6. Many abusers who are not mentally ill want women to think that they are, in order to avoid responsibility for their attitudes and behavior.
Substance abuse, like mental illness, does not cause partner abuse but can increase the risk of violence. Like the mentally ill abuser, the addicted abuser doesn't change unless he deals with his addiction, and even that is only the first step. Chapter 8 examines the role that substances play in partner abuse.
The attitudes driving the mentally ill or addicted batterer are the same as those of other abusers and will likely follow the pattern of one of the nine styles described above. In addition, the following attitudes tend to be present:
• I am not responsible for my actions because of my psychological or substance problems.

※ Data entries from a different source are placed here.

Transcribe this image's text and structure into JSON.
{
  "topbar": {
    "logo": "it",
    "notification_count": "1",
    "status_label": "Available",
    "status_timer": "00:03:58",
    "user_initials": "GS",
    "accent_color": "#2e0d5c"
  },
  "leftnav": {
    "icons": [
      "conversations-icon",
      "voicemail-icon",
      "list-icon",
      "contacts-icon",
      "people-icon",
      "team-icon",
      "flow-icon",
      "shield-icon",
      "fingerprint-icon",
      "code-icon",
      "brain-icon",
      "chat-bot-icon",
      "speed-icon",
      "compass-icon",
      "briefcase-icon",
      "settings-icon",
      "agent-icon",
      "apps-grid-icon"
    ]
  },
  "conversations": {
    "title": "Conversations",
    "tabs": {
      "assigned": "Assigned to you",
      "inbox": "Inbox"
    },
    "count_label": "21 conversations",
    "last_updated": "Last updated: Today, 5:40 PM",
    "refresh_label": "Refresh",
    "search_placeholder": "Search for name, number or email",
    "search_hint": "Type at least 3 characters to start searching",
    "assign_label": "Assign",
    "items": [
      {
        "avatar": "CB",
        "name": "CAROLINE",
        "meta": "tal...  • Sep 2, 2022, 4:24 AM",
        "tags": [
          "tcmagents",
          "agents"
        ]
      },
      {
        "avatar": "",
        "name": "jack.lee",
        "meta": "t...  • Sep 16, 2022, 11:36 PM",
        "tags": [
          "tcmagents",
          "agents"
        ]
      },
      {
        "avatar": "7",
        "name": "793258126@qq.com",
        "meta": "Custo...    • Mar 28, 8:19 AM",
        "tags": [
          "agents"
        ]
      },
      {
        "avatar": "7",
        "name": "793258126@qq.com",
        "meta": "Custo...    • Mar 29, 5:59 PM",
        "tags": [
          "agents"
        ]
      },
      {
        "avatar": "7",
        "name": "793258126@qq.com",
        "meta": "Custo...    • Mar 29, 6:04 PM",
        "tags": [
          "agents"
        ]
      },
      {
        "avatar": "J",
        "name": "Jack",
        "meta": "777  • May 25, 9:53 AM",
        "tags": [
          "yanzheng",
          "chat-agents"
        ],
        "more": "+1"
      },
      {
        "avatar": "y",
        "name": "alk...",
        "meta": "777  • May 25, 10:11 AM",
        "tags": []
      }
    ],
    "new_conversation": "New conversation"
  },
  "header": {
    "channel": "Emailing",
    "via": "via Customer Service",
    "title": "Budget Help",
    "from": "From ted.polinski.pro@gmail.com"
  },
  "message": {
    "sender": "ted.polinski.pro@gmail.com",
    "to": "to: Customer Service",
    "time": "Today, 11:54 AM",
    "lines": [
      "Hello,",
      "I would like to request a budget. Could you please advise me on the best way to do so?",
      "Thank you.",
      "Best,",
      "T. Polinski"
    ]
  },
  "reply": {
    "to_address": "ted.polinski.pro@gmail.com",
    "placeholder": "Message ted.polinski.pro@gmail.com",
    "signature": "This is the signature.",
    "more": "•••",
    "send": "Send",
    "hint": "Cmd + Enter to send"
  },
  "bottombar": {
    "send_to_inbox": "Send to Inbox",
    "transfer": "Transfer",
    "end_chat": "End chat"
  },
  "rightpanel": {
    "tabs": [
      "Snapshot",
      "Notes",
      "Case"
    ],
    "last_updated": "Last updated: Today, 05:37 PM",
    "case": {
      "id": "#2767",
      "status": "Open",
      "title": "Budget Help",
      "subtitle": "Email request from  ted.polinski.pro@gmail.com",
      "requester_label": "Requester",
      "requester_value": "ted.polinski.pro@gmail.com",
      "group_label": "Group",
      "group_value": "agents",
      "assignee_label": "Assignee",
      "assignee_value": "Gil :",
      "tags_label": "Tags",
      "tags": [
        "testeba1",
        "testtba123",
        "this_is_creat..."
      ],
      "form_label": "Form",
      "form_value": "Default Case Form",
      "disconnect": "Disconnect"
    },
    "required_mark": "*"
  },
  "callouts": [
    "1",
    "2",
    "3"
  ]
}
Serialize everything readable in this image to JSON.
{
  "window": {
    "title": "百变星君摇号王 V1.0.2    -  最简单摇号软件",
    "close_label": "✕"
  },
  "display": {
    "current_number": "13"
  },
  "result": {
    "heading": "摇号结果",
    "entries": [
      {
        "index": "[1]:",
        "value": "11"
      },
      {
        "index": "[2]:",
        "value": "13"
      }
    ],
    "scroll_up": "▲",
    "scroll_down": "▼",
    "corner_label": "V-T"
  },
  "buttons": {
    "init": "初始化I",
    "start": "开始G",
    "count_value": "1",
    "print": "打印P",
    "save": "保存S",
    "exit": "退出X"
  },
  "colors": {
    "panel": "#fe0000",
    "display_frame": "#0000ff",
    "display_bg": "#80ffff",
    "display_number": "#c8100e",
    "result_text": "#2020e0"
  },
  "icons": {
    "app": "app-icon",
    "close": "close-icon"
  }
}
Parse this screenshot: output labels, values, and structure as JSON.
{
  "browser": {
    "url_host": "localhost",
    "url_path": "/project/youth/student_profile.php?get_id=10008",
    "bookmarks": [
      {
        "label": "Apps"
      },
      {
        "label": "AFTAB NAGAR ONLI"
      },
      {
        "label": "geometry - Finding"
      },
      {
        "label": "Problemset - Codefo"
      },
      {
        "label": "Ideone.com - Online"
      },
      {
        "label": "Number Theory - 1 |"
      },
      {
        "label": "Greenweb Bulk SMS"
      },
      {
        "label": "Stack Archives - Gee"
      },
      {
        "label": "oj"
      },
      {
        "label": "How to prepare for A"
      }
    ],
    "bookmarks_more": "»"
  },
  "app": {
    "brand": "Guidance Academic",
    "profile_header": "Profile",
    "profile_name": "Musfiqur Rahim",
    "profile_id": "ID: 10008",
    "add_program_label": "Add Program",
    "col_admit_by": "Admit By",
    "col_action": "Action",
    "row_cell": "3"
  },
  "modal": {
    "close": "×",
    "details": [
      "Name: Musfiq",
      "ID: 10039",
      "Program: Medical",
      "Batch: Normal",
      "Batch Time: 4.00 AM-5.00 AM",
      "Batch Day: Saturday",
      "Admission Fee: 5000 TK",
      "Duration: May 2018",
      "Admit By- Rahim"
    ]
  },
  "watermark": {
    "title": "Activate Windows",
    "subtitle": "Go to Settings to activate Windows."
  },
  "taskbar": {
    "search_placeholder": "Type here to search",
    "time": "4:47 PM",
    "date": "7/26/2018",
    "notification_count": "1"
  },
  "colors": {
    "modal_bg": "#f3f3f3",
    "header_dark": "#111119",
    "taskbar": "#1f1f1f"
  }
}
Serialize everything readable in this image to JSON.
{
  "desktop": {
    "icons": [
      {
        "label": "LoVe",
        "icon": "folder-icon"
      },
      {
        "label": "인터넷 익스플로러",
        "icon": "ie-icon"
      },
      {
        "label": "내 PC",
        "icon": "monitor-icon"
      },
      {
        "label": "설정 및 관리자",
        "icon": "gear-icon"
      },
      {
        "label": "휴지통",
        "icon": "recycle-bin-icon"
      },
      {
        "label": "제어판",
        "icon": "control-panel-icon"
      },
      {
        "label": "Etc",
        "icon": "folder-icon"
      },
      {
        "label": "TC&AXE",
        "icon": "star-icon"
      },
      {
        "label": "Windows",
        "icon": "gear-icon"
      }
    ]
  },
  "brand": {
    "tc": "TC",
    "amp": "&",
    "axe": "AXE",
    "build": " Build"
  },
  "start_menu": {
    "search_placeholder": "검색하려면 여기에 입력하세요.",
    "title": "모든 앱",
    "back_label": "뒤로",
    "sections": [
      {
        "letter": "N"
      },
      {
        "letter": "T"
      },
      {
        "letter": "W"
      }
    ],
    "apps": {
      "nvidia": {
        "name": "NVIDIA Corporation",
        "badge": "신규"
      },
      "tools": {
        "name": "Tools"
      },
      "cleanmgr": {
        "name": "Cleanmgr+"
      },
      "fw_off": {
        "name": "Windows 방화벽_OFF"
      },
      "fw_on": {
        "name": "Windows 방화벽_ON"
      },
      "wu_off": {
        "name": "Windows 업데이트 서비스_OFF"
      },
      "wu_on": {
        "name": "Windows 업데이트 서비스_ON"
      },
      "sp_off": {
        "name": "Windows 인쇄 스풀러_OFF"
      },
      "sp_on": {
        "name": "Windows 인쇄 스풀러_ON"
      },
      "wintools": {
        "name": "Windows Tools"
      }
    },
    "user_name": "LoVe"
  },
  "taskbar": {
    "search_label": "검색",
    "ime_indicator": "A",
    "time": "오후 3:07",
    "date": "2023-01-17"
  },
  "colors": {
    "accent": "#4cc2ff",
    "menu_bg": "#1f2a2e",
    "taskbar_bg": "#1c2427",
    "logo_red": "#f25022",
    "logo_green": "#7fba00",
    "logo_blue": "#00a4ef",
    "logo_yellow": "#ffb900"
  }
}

• If you challenge me about my abusiveness, you are being mean to me, considering these other problems I have. It also shows that you don't understand my other problems.
• I'm not abusive, I'm just———(alcoholic, drug addicted, manic-depressive, an adult child of alcoholics, or whatever his condition may be).
• If you challenge me, it will trigger my addiction or mental illness, and you'll be responsible for what I do.
Although I have focused on the emotionally abusive styles of these different kinds of abusers, any of them may also use physical violence, including sexual assault. Although the Terrorist and the Drill Sergeant are especially likely to become dangerous, they are not the only ones who may do so. Many abusers occasionally use physical violence or threats as a way to intimidate you when they feel that their power or control over you is slipping; violence for them is a kind of trump card they use when their normal patterns of psychological abuse are not getting them the degree of control they feel entitled to. If you are concerned about how dangerous your partner may be, see Is He Going to Get Violent? in Chapter 6 and Leaving an Abuser Safely in Chapter 9.
AnotherEmma - thanks. So much of what you've quoted makes sense - especially the stuff about him not accepting it's abuse 'because of the depression'.
You're welcome. Do you have any support, anyone to talk to about all this? Either way I do recommend you give Women's Aid a call, and/or get some counselling for yourself.
I have friends, but there's a limit I can offload really - and they're joint friends so I feel awkward in doing so. I think he is mentally ill but it does not excise his behaviour. Is there a support forum online, does anyone know, of partners/ex-partners of those with depression?